China's top economic planner, the National Development and Reform Commission (NDRC), will further relax rules on overseas investment by Chinese companies as part of the 12th Five-Year Plan (2011-2015), top advisers said.
The NDRC is working with the Ministry of Commerce on a law to facilitate Chinese companies' globalization and investment in overseas markets, Kong Linlong, director of the NDRC's Foreign Capital Utilization Department, told reporters Tuesday at the 9th Transnational Corporations China Forum in Beijing.
Besides the loosening of investment restrictions, the NDRC is also considering establishing a communication mechanism between relevant Chinese government agencies and their foreign counterparts in order to facilitate Chinese overseas investment, Kong said.
In recent years, Chinese companies have become more aware of the importance of expanding overseas and have become more interested in foreign investment. According to Kong, Chinese direct outbound investment (DOI) rose 35 percent during the 2006-2010 period, four times the amount invested during the 2001-2005 period. By the end of 2010, China's DOI totaled nearly US$330 billion.
However, Chinese firms still face numerous challenges in seeking access to overseas markets. The lack of professional management talent, the absence of domestic investment banks and rising Western resistance to Chinese takeovers are holding back overseas development, Kong said.

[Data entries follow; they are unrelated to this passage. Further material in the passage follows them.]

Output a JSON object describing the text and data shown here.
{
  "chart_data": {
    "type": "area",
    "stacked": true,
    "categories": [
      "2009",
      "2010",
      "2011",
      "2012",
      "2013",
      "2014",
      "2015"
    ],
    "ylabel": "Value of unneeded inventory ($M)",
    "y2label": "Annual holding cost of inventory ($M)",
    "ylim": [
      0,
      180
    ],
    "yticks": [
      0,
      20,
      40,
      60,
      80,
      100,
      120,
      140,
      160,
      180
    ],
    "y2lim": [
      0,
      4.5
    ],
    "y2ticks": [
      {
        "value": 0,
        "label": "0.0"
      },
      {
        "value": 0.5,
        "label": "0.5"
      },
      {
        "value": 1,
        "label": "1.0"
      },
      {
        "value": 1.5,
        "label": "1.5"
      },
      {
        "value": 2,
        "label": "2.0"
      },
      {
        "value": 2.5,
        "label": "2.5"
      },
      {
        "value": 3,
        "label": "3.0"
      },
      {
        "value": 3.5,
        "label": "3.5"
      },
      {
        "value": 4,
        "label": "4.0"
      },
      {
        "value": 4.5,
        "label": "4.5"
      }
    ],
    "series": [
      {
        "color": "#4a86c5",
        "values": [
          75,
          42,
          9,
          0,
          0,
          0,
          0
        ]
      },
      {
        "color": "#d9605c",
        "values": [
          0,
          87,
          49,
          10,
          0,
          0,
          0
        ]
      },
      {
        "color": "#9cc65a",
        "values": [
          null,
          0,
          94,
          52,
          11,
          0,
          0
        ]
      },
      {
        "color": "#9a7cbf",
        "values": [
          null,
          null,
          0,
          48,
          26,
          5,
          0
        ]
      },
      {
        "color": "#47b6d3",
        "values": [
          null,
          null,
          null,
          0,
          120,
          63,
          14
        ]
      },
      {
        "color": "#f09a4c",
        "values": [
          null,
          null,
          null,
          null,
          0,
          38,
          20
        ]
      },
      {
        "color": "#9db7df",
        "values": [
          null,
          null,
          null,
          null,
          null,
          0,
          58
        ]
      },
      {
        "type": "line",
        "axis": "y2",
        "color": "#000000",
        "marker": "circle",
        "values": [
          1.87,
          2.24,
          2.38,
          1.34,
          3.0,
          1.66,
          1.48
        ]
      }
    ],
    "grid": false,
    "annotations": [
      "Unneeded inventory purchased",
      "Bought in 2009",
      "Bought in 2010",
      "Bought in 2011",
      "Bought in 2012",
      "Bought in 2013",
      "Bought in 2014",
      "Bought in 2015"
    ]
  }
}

The Transnational Corporation China Forum, held annually since 2002, is organized by Chinese Academy of International Trade & Economic Cooperation, the Ministry of Commerce, and the Beijing New Century Academy on Transnational Corporations. Each year, scholars, government officials and executives of transnational corporations gather in Beijing and discuss the opportunities and challenges faced by transnational corporations. This year, the forum's theme is TNCs and China's Peaceful Rise.